Other parts of the film were shot in India in a separate schedule. The crew visited Mumbai, Maharashtra where they filmed sections of the film in the local trains and celebrated the Hindu festival of Holi with the locals in the city. The remaining parts of the documentary were shot in the North Indian states of Delhi and Haryana. Sumar said that she never worked with a definitive story and had to improvise at numerous occasions when the team could not get permissions to shoot at planned locations. Azmaish was stalled for a brief period after the filming was completed. Having self-funded the project, with assistance from the European television networks, Sumar exhausted the film's initial budget of approximately USD200,000 during the filming process.
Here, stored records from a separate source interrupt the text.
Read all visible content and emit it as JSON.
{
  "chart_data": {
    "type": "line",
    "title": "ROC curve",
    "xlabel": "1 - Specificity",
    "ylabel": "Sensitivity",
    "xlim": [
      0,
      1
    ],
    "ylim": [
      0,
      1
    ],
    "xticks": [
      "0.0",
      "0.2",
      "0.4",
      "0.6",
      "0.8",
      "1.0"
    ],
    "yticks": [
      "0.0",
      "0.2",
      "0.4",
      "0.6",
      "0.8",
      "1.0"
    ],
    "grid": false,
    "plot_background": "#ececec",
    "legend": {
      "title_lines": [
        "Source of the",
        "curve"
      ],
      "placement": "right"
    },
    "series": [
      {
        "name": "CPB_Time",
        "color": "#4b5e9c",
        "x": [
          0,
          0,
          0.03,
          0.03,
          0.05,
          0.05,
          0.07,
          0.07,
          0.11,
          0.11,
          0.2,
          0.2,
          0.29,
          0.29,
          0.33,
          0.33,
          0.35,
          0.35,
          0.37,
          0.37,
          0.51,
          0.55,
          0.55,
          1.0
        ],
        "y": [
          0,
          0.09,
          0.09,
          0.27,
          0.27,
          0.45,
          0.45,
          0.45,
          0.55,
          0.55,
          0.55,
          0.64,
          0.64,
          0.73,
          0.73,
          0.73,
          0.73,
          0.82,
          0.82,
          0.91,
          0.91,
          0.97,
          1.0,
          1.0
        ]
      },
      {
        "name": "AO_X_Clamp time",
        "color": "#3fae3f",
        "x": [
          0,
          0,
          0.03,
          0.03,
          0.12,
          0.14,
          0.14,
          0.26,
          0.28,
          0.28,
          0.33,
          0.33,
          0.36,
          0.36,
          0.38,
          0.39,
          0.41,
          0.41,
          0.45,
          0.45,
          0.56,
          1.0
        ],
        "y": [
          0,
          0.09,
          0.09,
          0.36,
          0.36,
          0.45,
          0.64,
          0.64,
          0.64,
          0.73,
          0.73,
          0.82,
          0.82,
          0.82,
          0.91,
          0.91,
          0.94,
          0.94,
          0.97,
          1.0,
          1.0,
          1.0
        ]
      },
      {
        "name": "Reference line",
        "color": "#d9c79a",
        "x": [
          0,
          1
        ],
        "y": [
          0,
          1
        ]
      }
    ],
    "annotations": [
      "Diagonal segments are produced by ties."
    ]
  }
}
Sumar said that she was pleased with the film's rough cut and felt that the "material [was] very rich". She also expressed her desire to have the film broadcast on European television networks and have a wide release in both India and Pakistan.
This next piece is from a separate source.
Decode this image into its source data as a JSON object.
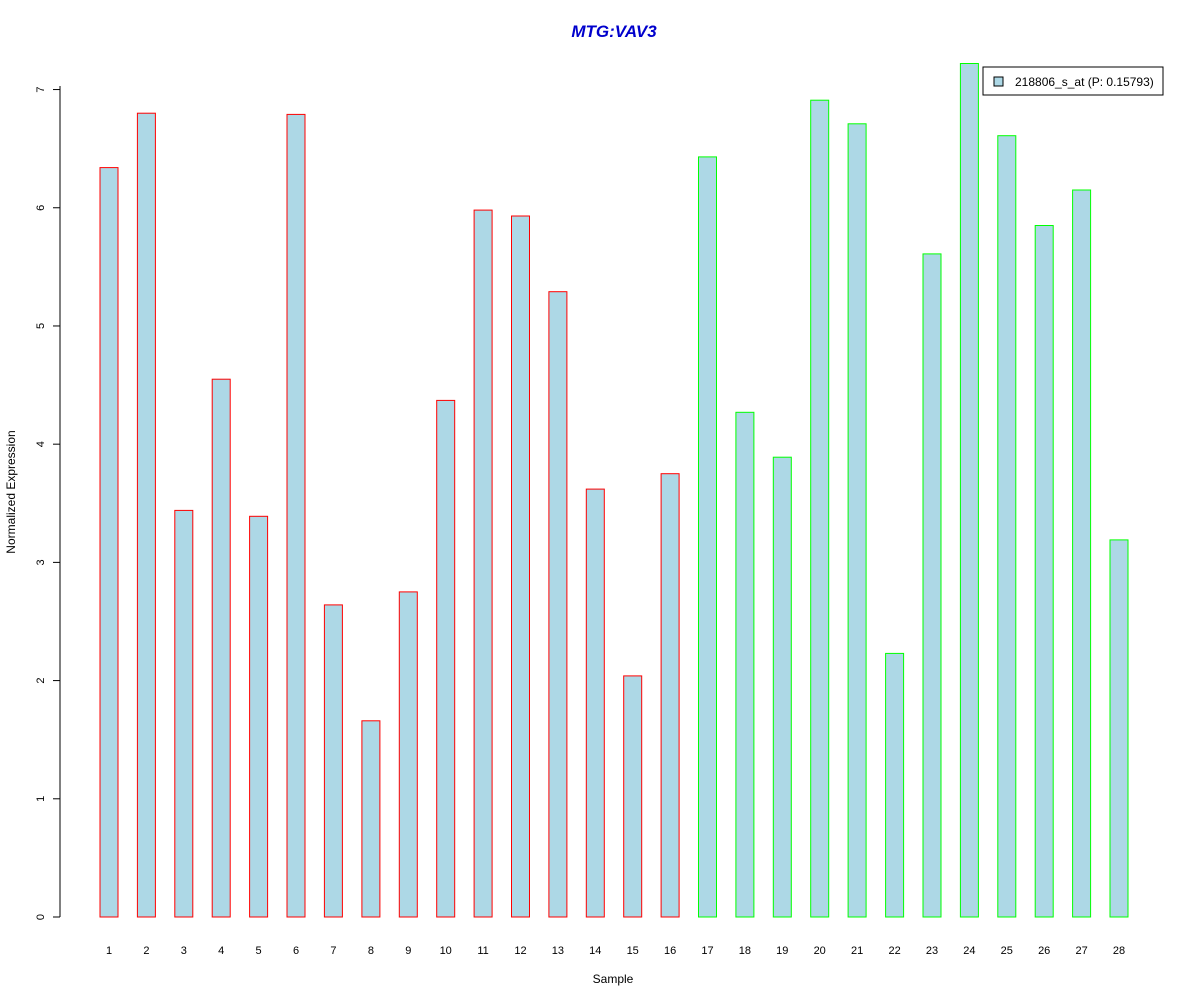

Azmaish had to rely on separate crowdfunding campaigns to meet the production costs. After an unsuccessful attempt at financing the project through a campaign on the American crowdfunding website Indiegogo, which raised a sum of USD8,393 of the required USD70,000, Sumar opened another similar operation on the Mumbai-based platform Wishberry and was able to raise ₹2 million for post-production. Around 60% of the total money raised was contributed by people from India and Pakistan; the producers used social media and email marketing to encourage people to contribute to the campaign. Sumar told a Wishberry executive that she chose crowdfunding as the film "deals with something that is affecting every life in these two countries [...] when we ran out of funds and channels to get these funds from, it only made sense that we reach out to the people who this film is about". Azmaish was edited by Martin Hoffmann and the sound mixing was done by Faiz Zaidi and Bhabani Mallik; the film's final cut ran for a total of 85 minutes. The film's music and background score was composed by Aamir Zaki.

== Release ==
A one and a half minute teaser was released on 9 June 2016 on the official YouTube channel of Vidhi Films as a part of the promotions for the production's crowdfunding campaign. Azmaish: A Journey Through the Subcontinent premiered, as one of the official selections, at the 70th Locarno International Film Festival on 9 August 2017. The following month, the film had its North American premiere at the Toronto International Film Festival. It was also screened at other such film festivals in 2017 as the BFI London and the Filmfest Hamburg. Azmaish was also supported by Women Make Movies, a New York-based non-profit organisation which supports independent projects by women filmmakers; it was made available in DVD format for American audiences on the platform's website in May 2018. The film was otherwise released under the label of Sumar and Sathananthan Sachithanandam's production and distribution house, Vidhi Films.

===Reviews===
Azmaish was well received by critics at its various premieres. Commentators were appreciative of Sumar and Koechlin for coming up with "astonishingly powerful results" while addressing the sensitive and controversial subjects of secularism and freedom.